Modified Hindu Push-up
Expert Advice
Focus on a smooth, flowing motion and keep your core engaged to protect your lower back during the exercise.
How-to-do Steps
- Start in a downward dog position with your feet hip-width apart and your hands slightly wider than shoulder-width.
- Lower your hips and glide your body forward, bringing your chest between your hands in a scooping motion.
- End with your hips down and your back arched, looking up.
- Reverse the motion by lifting your hips back up to the starting position.
- Repeat for the desired number of repetitions.
Track Modified Hindu Push-up in FitAI
Log your sets, reps, and weights automatically. Get AI-powered progressive overload recommendations and form feedback — personalized to your training history.
Muscles Worked
Modified Hindu Push-up primarily targets the Chest, Abs, with Strength mechanics using Body Weight. Understanding muscle activation patterns helps you focus on proper engagement and maximize training effectiveness.
Primary


Chest50%

Abs50%
Equipment
Body Weight

Exercise Type
Strength
Sets & Reps Guidance
Beginner3 x 10-12
Intermediate4 x 8-10
Advanced4 x 6-8
Frequently Asked Questions
What muscles does Modified Hindu Push-up work?
Modified Hindu Push-up primarily targets the Chest, Abs.

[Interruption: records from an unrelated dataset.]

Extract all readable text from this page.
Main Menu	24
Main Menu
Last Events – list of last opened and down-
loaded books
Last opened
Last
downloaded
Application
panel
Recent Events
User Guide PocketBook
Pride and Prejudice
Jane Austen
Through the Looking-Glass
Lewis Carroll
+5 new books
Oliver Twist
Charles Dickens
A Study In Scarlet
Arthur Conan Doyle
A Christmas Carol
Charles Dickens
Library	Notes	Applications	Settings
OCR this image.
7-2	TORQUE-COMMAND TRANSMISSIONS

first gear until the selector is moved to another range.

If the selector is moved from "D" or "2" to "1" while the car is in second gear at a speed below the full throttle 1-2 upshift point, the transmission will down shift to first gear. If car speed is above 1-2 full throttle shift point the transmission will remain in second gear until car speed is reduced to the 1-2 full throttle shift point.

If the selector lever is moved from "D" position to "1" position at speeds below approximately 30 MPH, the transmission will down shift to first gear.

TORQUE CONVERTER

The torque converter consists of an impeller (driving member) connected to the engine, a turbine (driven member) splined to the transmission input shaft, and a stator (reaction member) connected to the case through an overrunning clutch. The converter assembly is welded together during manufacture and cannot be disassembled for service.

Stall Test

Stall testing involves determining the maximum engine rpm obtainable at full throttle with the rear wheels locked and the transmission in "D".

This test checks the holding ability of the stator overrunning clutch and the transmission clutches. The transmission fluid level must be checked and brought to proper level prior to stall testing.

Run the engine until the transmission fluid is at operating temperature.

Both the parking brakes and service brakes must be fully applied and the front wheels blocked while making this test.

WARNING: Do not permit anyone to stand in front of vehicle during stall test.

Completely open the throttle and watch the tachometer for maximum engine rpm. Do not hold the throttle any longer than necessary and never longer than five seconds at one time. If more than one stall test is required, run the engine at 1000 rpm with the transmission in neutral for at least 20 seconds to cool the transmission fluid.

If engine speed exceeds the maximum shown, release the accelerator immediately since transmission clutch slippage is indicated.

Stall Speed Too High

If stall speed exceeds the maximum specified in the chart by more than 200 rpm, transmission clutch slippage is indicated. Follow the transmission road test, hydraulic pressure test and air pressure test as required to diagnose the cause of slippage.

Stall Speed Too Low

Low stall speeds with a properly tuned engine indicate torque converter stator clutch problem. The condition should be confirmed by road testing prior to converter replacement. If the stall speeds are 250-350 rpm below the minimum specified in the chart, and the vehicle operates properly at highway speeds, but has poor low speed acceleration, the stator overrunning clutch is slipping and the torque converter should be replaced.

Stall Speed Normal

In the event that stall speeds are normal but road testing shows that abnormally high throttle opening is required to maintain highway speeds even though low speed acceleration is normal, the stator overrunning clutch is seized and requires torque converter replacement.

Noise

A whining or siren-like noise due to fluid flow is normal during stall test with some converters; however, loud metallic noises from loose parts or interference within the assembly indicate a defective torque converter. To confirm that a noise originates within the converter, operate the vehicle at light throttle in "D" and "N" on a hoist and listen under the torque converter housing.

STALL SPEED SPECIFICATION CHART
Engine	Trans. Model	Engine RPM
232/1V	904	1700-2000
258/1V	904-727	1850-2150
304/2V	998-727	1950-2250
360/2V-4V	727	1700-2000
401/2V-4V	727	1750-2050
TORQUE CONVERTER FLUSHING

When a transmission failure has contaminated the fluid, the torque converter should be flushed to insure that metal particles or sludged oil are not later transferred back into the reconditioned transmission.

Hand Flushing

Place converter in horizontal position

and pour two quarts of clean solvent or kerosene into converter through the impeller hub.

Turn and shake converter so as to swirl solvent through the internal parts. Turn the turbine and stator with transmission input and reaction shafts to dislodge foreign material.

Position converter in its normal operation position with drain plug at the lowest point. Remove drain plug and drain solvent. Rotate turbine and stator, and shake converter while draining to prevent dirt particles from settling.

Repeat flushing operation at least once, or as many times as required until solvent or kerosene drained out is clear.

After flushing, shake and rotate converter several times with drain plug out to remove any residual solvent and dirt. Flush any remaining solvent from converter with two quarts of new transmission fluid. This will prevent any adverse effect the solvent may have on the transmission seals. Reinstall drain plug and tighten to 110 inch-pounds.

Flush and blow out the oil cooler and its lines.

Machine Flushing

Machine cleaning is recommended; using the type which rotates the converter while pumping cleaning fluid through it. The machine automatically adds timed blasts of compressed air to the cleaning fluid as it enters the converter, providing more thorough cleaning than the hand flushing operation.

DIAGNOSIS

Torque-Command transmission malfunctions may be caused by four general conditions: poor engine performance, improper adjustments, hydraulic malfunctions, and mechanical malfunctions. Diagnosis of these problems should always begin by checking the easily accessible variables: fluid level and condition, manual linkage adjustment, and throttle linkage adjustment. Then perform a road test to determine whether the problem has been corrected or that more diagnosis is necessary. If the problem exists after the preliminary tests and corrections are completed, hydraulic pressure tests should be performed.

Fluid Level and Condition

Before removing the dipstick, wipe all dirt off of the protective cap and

It is classified as a Strength exercise performed with Body Weight.
How many sets and reps should I do for Modified Hindu Push-up?
For beginners, start with 3 sets of 10-12. Intermediate lifters can do 4 sets of 8-10. Advanced athletes can push to 4 sets of 6-8. Adjust based on your goals and recovery capacity.
Is Modified Hindu Push-up suitable for beginners?
Modified Hindu Push-up is rated as intermediate difficulty. Beginners may want to start with lighter loads or simpler variations and progress to this exercise as their strength and coordination improve.